What some cooks/chefs, whoever, are not taught or do not understand is when a bird is roasted at 200 F for a prolonged time.......enough to get the meat to about 150 F, by that time the carcass has had a good long time to absorb heat also. B/c bones are more dense than flesh they hold that 150 F longer and actually prolong/increase the carry over. Put a piece of wood and a concrete brick in an oven set for 150 F. Both objects exactly the same size. Leave them in for say three hours. Guess which one will still be giving off heat long after the other has cooled.
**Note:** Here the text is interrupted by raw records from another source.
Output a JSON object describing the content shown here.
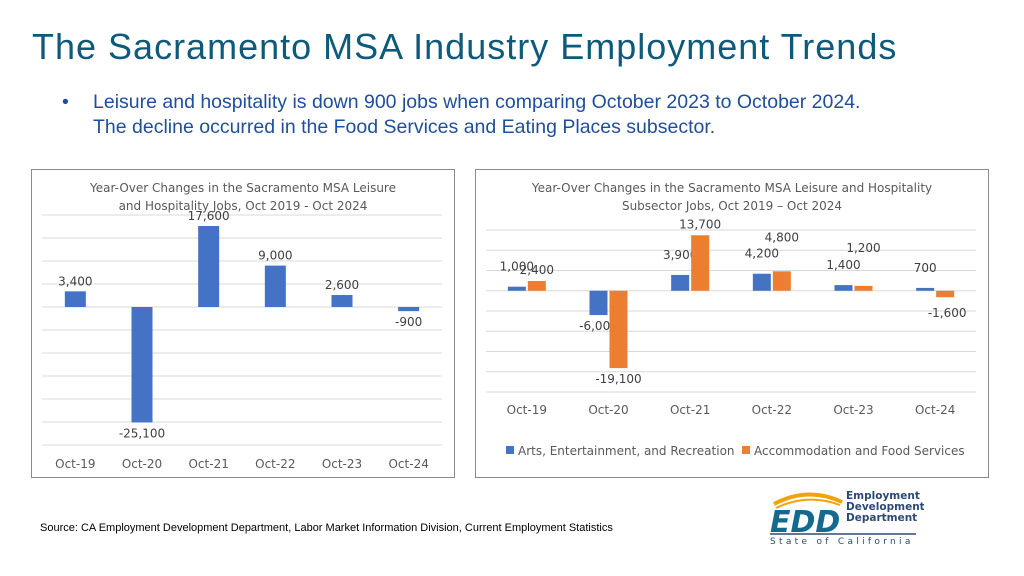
{
  "header": {
    "title": "The Sacramento MSA Industry Employment Trends",
    "bullet_symbol": "•",
    "bullet_line1": "Leisure and hospitality is down 900 jobs  when comparing October 2023 to October 2024.",
    "bullet_line2": "The decline occurred in the Food Services and Eating Places subsector."
  },
  "colors": {
    "blue": "#4472c4",
    "orange": "#ed7d31",
    "title": "#0e5a7a",
    "bullet": "#1f4e9a",
    "grid": "#d9d9d9"
  },
  "chart_data": [
    {
      "type": "bar",
      "title_line1": "Year-Over Changes in the Sacramento MSA Leisure",
      "title_line2": "and Hospitality Jobs, Oct 2019 - Oct 2024",
      "categories": [
        "Oct-19",
        "Oct-20",
        "Oct-21",
        "Oct-22",
        "Oct-23",
        "Oct-24"
      ],
      "values": [
        3400,
        -25100,
        17600,
        9000,
        2600,
        -900
      ],
      "data_labels": [
        "3,400",
        "-25,100",
        "17,600",
        "9,000",
        "2,600",
        "-900"
      ],
      "ylim": [
        -30000,
        20000
      ],
      "grid": true,
      "legend": "none"
    },
    {
      "type": "bar",
      "title_line1": "Year-Over Changes in the Sacramento MSA Leisure and Hospitality",
      "title_line2": "Subsector Jobs, Oct 2019 – Oct 2024",
      "categories": [
        "Oct-19",
        "Oct-20",
        "Oct-21",
        "Oct-22",
        "Oct-23",
        "Oct-24"
      ],
      "series": [
        {
          "name": "Arts, Entertainment, and Recreation",
          "values": [
            1000,
            -6000,
            3900,
            4200,
            1400,
            700
          ],
          "data_labels": [
            "1,000",
            "-6,000",
            "3,900",
            "4,200",
            "1,400",
            "700"
          ]
        },
        {
          "name": "Accommodation and Food Services",
          "values": [
            2400,
            -19100,
            13700,
            4800,
            1200,
            -1600
          ],
          "data_labels": [
            "2,400",
            "-19,100",
            "13,700",
            "4,800",
            "1,200",
            "-1,600"
          ]
        }
      ],
      "ylim": [
        -25000,
        15000
      ],
      "grid": true,
      "legend": "bottom"
    }
  ],
  "footer": {
    "source": "Source: CA Employment Development Department, Labor Market Information Division, Current Employment Statistics"
  },
  "logo": {
    "mark": "EDD",
    "line1": "Employment",
    "line2": "Development",
    "line3": "Department",
    "tagline": "State of California"
  }
}
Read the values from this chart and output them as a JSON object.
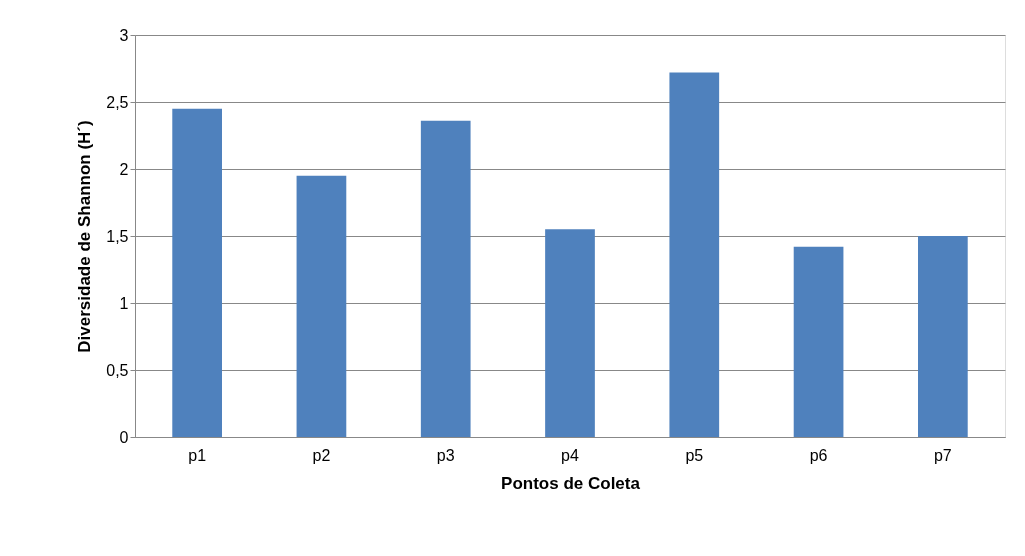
{
  "chart_data": {
    "type": "bar",
    "xlabel": "Pontos de Coleta",
    "ylabel": "Diversidade de Shannon (H´)",
    "categories": [
      "p1",
      "p2",
      "p3",
      "p4",
      "p5",
      "p6",
      "p7"
    ],
    "values": [
      2.45,
      1.95,
      2.36,
      1.55,
      2.72,
      1.42,
      1.5
    ],
    "color": "#4f81bd",
    "ylim": [
      0,
      3
    ],
    "yticks": [
      0,
      {
        "value": 0.5,
        "label": "0,5"
      },
      1,
      {
        "value": 1.5,
        "label": "1,5"
      },
      2,
      {
        "value": 2.5,
        "label": "2,5"
      },
      3
    ],
    "grid": "y"
  }
}
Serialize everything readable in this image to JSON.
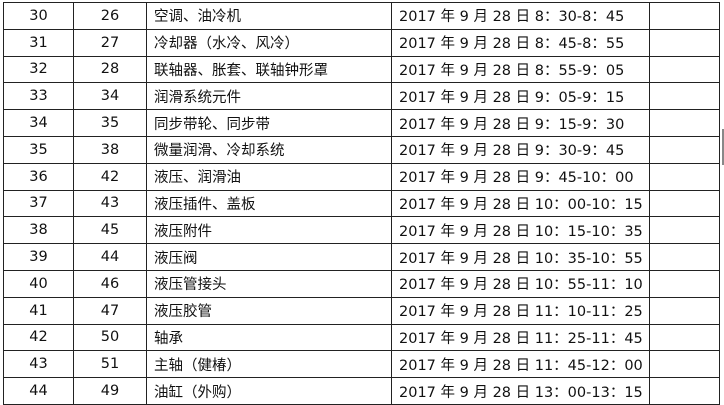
{
  "rows": [
    {
      "no": "30",
      "code": "26",
      "name": "空调、油冷机",
      "time": "2017 年 9 月 28 日 8：30-8：45",
      "note": ""
    },
    {
      "no": "31",
      "code": "27",
      "name": "冷却器（水冷、风冷）",
      "time": "2017 年 9 月 28 日 8：45-8：55",
      "note": ""
    },
    {
      "no": "32",
      "code": "28",
      "name": "联轴器、胀套、联轴钟形罩",
      "time": "2017 年 9 月 28 日 8：55-9：05",
      "note": ""
    },
    {
      "no": "33",
      "code": "34",
      "name": "润滑系统元件",
      "time": "2017 年 9 月 28 日 9：05-9：15",
      "note": ""
    },
    {
      "no": "34",
      "code": "35",
      "name": "同步带轮、同步带",
      "time": "2017 年 9 月 28 日 9：15-9：30",
      "note": ""
    },
    {
      "no": "35",
      "code": "38",
      "name": "微量润滑、冷却系统",
      "time": "2017 年 9 月 28 日 9：30-9：45",
      "note": ""
    },
    {
      "no": "36",
      "code": "42",
      "name": "液压、润滑油",
      "time": "2017 年 9 月 28 日 9：45-10：00",
      "note": ""
    },
    {
      "no": "37",
      "code": "43",
      "name": "液压插件、盖板",
      "time": "2017 年 9 月 28 日 10：00-10：15",
      "note": ""
    },
    {
      "no": "38",
      "code": "45",
      "name": "液压附件",
      "time": "2017 年 9 月 28 日 10：15-10：35",
      "note": ""
    },
    {
      "no": "39",
      "code": "44",
      "name": "液压阀",
      "time": "2017 年 9 月 28 日 10：35-10：55",
      "note": ""
    },
    {
      "no": "40",
      "code": "46",
      "name": "液压管接头",
      "time": "2017 年 9 月 28 日 10：55-11：10",
      "note": ""
    },
    {
      "no": "41",
      "code": "47",
      "name": "液压胶管",
      "time": "2017 年 9 月 28 日 11：10-11：25",
      "note": ""
    },
    {
      "no": "42",
      "code": "50",
      "name": "轴承",
      "time": "2017 年 9 月 28 日 11：25-11：45",
      "note": ""
    },
    {
      "no": "43",
      "code": "51",
      "name": "主轴（健椿）",
      "time": "2017 年 9 月 28 日 11：45-12：00",
      "note": ""
    },
    {
      "no": "44",
      "code": "49",
      "name": "油缸（外购）",
      "time": "2017 年 9 月 28 日 13：00-13：15",
      "note": ""
    }
  ]
}
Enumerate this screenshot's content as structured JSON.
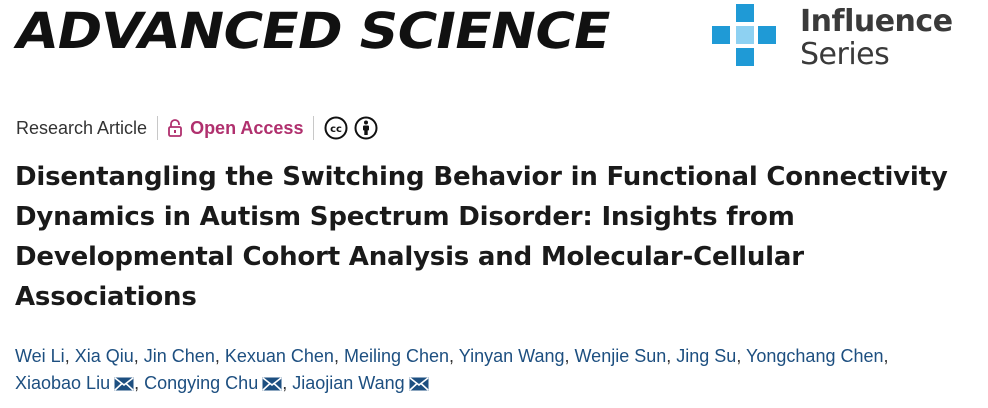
{
  "masthead": {
    "journal_name": "ADVANCED SCIENCE",
    "series_line1": "Influence",
    "series_line2": "Series",
    "series_color": "#1f9ad6"
  },
  "meta": {
    "article_type": "Research Article",
    "open_access_label": "Open Access",
    "open_access_color": "#b0306e",
    "license_icons": [
      "cc-icon",
      "attribution-icon"
    ]
  },
  "article": {
    "title": "Disentangling the Switching Behavior in Functional Connectivity Dynamics in Autism Spectrum Disorder: Insights from Developmental Cohort Analysis and Molecular-Cellular Associations"
  },
  "authors": [
    {
      "name": "Wei Li",
      "corresponding": false
    },
    {
      "name": "Xia Qiu",
      "corresponding": false
    },
    {
      "name": "Jin Chen",
      "corresponding": false
    },
    {
      "name": "Kexuan Chen",
      "corresponding": false
    },
    {
      "name": "Meiling Chen",
      "corresponding": false
    },
    {
      "name": "Yinyan Wang",
      "corresponding": false
    },
    {
      "name": "Wenjie Sun",
      "corresponding": false
    },
    {
      "name": "Jing Su",
      "corresponding": false
    },
    {
      "name": "Yongchang Chen",
      "corresponding": false
    },
    {
      "name": "Xiaobao Liu",
      "corresponding": true
    },
    {
      "name": "Congying Chu",
      "corresponding": true
    },
    {
      "name": "Jiaojian Wang",
      "corresponding": true
    }
  ],
  "colors": {
    "author_link": "#1d4f80"
  }
}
The same scientific fact occurs when a carcass of bones is heated.
Compare the 'low and slow' roasted bird to one roasted in a 350-450 F oven. By the time the flesh has reached 161 F the deeper larger bones are no where near 161 F. More like 135 F. Ironic isn't it. The flesh in actual contact with that big thigh bone may only have a temp of 140 F. Perfect for harmful bacteria. Ever hear "Make sure you aren't touching a bone when you take the birds internal temperature"? Why? IMO 'low and slow' allows for the entire bird to reach 150+ F. I'll eat that bird.